L’esercizio è necessario, ma anche impossibile. Sappiamo bene che in un paese democratico è indispensabile discutere di guerra e pace, di questioni di bilancio e di grandi argomenti diplomatici. Questo dialogo è tanto più importante in un momento segnato da tendenze globali preoccupanti e dall’intensificarsi delle tensioni internazionali.

Eppure il tentativo fatto la sera del 13 maggio dal presidente francese Emmanuel Macron, che in tv ha affrontato il tema dell’Ucraina e le questioni legate alla difesa, è complicato dalle necessità contraddittorie del momento. I cittadini percepiscono le minacce e la necessità di prepararsi, ma al contempo non vogliono sacrificare la spesa sociale e gli investimenti che sono già considerati insufficienti.

L’esempio migliore è arrivato da un giornalista che ha sottolineato come la Corea del Nord abbia consegnato più munizioni alla Russia di quante ne abbia donate tutta l’Europa all’Ucraina. È vero, ma anche la risposta del presidente è calzante: chi vorrebbe vivere come in Corea del Nord, dove il bilancio per la difesa ammonta al 45 per cento delle risorse del paese e dove la sanità e l’istruzione raccolgono le briciole? Per non parlare delle libertà personali. La verità è che bisogna convivere con le contraddizioni.

Fin dalle sue prime parole, Macron ha cercato di indirizzare il dibattito verso il terreno delle libertà. Restare liberi “è la sfida delle sfide”, ha ripetuto il presidente.

Tre anni dopo l’invasione dell’Ucraina da parte della Russia, la maggior parte dei francesi e degli europei è ancora solidale con Kiev e con la lotta degli ucraini. Ma davvero in Europa occidentale la minaccia che incombe sulle nostre libertà è percepibile e condivisa? Ecco un’altra contraddizione che il discorso politico non riesce a conciliare.

Il futuro dell’Europa tra democrazia e populismo
Il futuro del continente è quello basato sull’unione e sulla difesa dei propri valori o quello della divisione in nome della demagogia e dell’estremismo? Ci sono esempi in entrambe le direzioni.

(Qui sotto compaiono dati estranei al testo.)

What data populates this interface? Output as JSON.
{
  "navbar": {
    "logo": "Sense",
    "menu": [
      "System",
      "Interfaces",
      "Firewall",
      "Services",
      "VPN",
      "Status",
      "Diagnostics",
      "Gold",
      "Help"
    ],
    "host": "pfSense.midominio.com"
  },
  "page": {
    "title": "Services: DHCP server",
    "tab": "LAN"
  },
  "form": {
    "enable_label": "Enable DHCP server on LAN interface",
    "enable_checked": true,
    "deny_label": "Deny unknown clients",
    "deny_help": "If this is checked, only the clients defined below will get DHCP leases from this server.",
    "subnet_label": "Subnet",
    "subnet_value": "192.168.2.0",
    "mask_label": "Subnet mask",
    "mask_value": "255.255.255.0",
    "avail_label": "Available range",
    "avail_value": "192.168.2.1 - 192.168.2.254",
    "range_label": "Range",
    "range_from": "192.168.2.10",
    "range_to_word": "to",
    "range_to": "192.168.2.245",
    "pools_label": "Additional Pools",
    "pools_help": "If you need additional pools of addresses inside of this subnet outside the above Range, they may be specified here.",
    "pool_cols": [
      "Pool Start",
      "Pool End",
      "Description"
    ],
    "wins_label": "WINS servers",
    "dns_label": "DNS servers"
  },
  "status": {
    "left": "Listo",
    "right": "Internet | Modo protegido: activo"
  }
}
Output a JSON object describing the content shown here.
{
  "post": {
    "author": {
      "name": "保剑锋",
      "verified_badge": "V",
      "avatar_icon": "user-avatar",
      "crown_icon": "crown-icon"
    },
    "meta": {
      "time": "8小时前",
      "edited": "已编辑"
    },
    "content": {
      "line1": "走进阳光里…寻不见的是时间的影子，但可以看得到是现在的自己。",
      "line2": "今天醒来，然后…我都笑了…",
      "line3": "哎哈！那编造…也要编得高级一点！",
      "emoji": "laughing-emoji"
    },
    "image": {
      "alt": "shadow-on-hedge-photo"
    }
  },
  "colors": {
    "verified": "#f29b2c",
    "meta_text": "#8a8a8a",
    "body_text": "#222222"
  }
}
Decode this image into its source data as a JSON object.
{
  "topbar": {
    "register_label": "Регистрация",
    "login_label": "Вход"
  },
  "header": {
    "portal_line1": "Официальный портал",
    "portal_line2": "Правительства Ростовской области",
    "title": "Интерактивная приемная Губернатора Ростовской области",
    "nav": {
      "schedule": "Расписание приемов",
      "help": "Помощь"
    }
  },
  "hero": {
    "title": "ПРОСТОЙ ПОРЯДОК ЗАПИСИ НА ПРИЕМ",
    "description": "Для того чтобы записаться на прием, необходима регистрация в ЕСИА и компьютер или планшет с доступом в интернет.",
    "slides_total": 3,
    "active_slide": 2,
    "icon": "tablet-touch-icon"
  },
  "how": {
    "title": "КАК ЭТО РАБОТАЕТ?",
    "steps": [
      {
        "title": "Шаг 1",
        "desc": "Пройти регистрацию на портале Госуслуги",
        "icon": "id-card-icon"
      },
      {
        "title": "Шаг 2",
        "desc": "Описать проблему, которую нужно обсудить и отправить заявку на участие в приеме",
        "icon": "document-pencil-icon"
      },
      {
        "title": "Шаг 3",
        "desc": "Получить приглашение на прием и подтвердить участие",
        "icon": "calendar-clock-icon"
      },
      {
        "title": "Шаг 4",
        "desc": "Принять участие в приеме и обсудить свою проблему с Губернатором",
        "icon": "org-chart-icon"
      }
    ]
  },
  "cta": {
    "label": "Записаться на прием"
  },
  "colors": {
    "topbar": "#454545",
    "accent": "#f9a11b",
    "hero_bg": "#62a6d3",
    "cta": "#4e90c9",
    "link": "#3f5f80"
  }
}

Il sentimento popolare e le domande dei giornalisti vertono attorno a questo dilemma: facciamo troppo o troppo poco per l’Ucraina? Stiamo spendendo troppo o dovremmo utilizzare ogni risorsa per bloccare la minaccia russa? Non è detto che le parole del presidente riescano a dare una risposta, soprattutto considerando che l’agenda nazionale è piena di necessità contraddittorie.

La dissuasione nucleare è l’argomento su cui il capo dello stato francese è stato più preciso. Doveva esserlo, perché il rischio dell’ambiguità necessaria nelle questioni strategiche è proprio quello di essere ambigui.

Il dibattito pubblico sulla possibile dimensione europea della dissuasione francese, l’unica potenza atomica all’interno dell’Unione, è stato avviato. Oggi gli altri paesi si affidano all’ombrello nucleare statunitense nel quadro della Nato. Una formula che però sta evidenziando tutti i suoi limiti con Donald Trump.

Macron ha precisato tre punti fondamentali: prima di tutto, la Francia non finanzierà da sola l’estensione all’Europa della sua dissuasione nucleare. In secondo luogo, qualsiasi sforzo dell’Unione non corrisponderà a una sottrazione di quello che viene fatto per la difesa francese. Infine, non ci sarà alcuna condivisione delle decisioni, che resteranno una prerogativa del presidente francese.

François Hollande, predecessore di Macron alla guida del paese, ha osservato recentemente che questi problemi, piuttosto astratti in passato, oggi sono assolutamente reali, e che la scelta elettorale del 2027, data delle prossime presidenziali in Francia, sarà anche quella della persona che avrà accesso al bottone nucleare. Un dibattito pubblico è indispensabile, malgrado la difficoltà dell’esercizio: questa è la grandezza ma anche la schiavitù della democrazia.